ABSTRACT

In chapter 1, we introduced the idea that culture is enacted in conversation by a community that has knowledge of the behavioral code. Members of the community are said to act competently if they behave in an appropriate and effective fashion. In this chapter, we explore African American communication competence and cultural identity negotiation in both intra-and intercultural settings. First, definitions and approaches to general communication competence are presented and adapted to a cultural perspective. Then we explore the basis for an African American model of competence and examine how this code operates in both intra-and intercultural contexts.
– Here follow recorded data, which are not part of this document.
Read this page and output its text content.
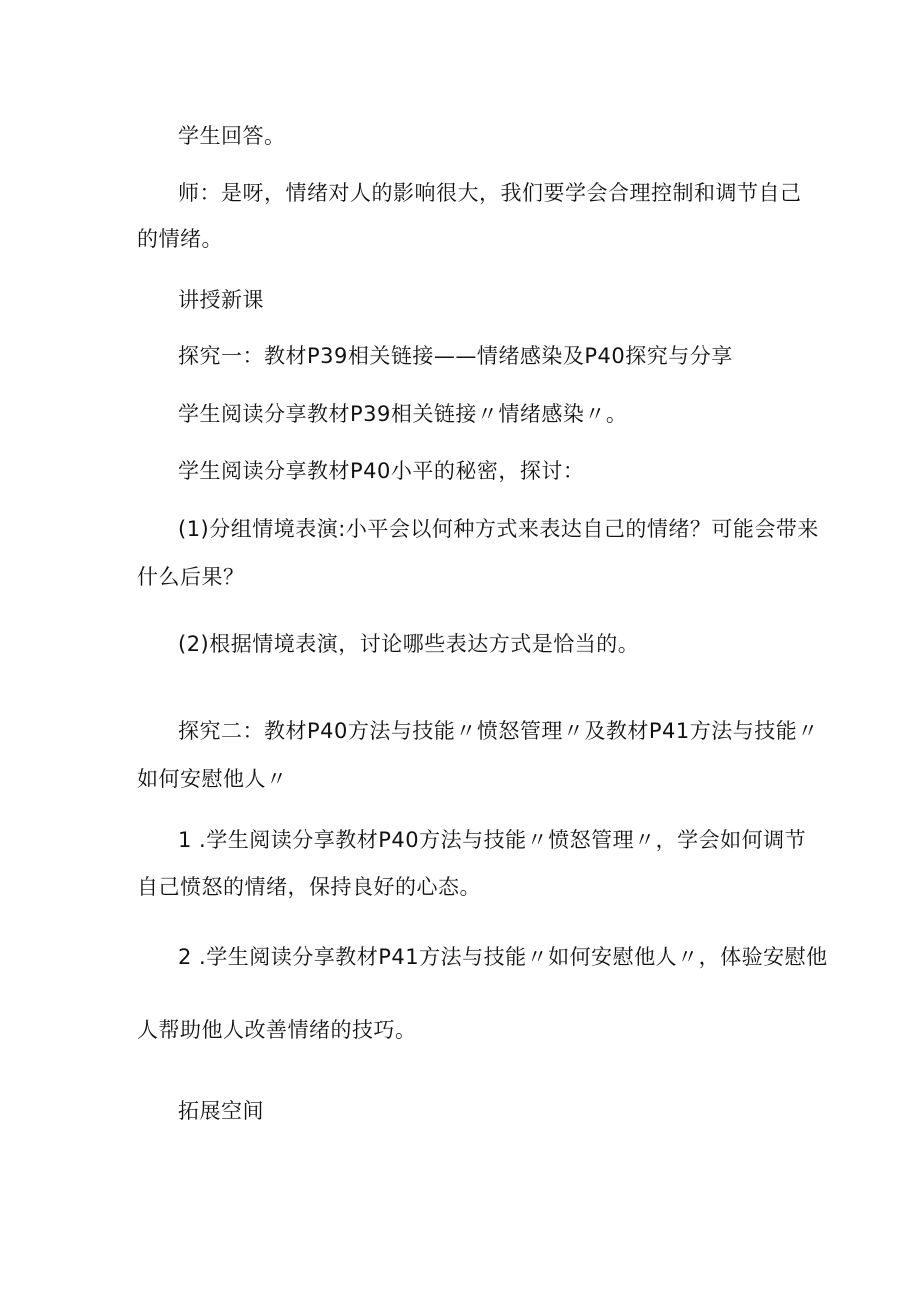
学生回答。
师：是呀，情绪对人的影响很大，我们要学会合理控制和调节自己
的情绪。
讲授新课
探究一：教材P39相关链接——情绪感染及P40探究与分享
学生阅读分享教材P39相关链接〃情绪感染〃。
学生阅读分享教材P40小平的秘密，探讨：
(1)分组情境表演:小平会以何种方式来表达自己的情绪？可能会带来
什么后果？
(2)根据情境表演，讨论哪些表达方式是恰当的。
探究二：教材P40方法与技能〃愤怒管理〃及教材P41方法与技能〃
如何安慰他人〃
1 .学生阅读分享教材P40方法与技能〃愤怒管理〃，学会如何调节
自己愤怒的情绪，保持良好的心态。
2 .学生阅读分享教材P41方法与技能〃如何安慰他人〃，体验安慰他
人帮助他人改善情绪的技巧。
拓展空间
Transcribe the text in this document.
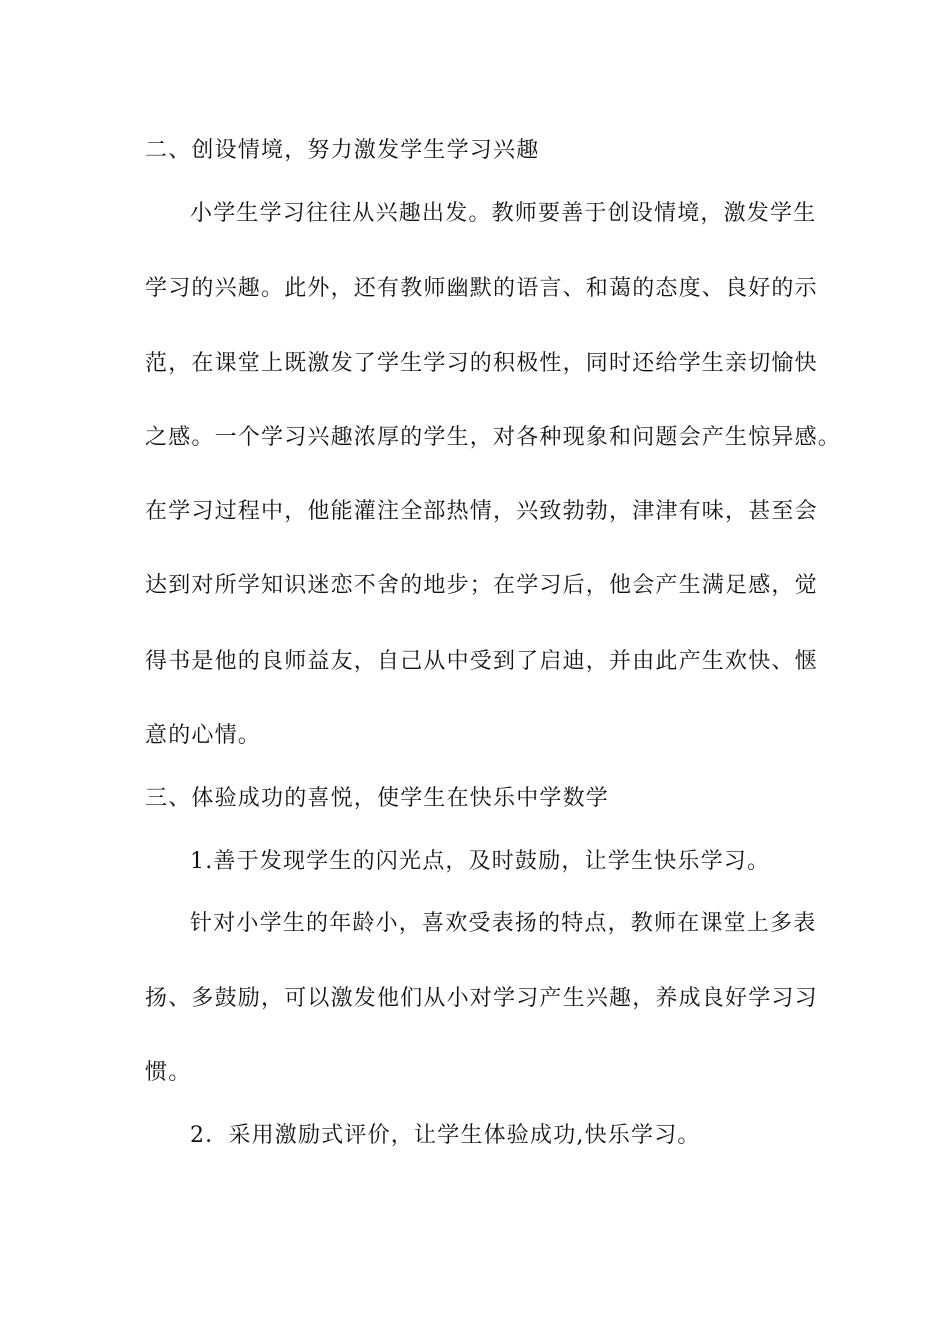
二、创设情境，努力激发学生学习兴趣
小学生学习往往从兴趣出发。教师要善于创设情境，激发学生
学习的兴趣。此外，还有教师幽默的语言、和蔼的态度、良好的示
范，在课堂上既激发了学生学习的积极性，同时还给学生亲切愉快
之感。一个学习兴趣浓厚的学生，对各种现象和问题会产生惊异感。
在学习过程中，他能灌注全部热情，兴致勃勃，津津有味，甚至会
达到对所学知识迷恋不舍的地步；在学习后，他会产生满足感，觉
得书是他的良师益友，自己从中受到了启迪，并由此产生欢快、惬
意的心情。
三、体验成功的喜悦，使学生在快乐中学数学
1.善于发现学生的闪光点，及时鼓励，让学生快乐学习。
针对小学生的年龄小，喜欢受表扬的特点，教师在课堂上多表
扬、多鼓励，可以激发他们从小对学习产生兴趣，养成良好学习习
惯。
2．采用激励式评价，让学生体验成功,快乐学习。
Finally, we discuss why the research on communication competence is most apropos for communities outside of the United States and how recent research has introduced a more effective paradigm for explaining intercultural communication in the United States. The paradigm is cultural contracts theory, which considers Ting-Toomey’s extant identity negotiation paradigm to be the metatheory that guides the new approach. This approach is dis-cussed in chapter 6. Power as an interceding variable in human interaction is a key development in the cultural-contracts paradigm. This component seems to have been overlooked in much of the communication competence research to date. We have two goals in this chapter: to explain the code(s) or system(s) of symbols, meanings, and norms by which members of the diverse composite African American community tend to evaluate and enact competent conversation; and to elaborate on how social categorizations and social constructions of race and culture inhibit and/or enhance interaction.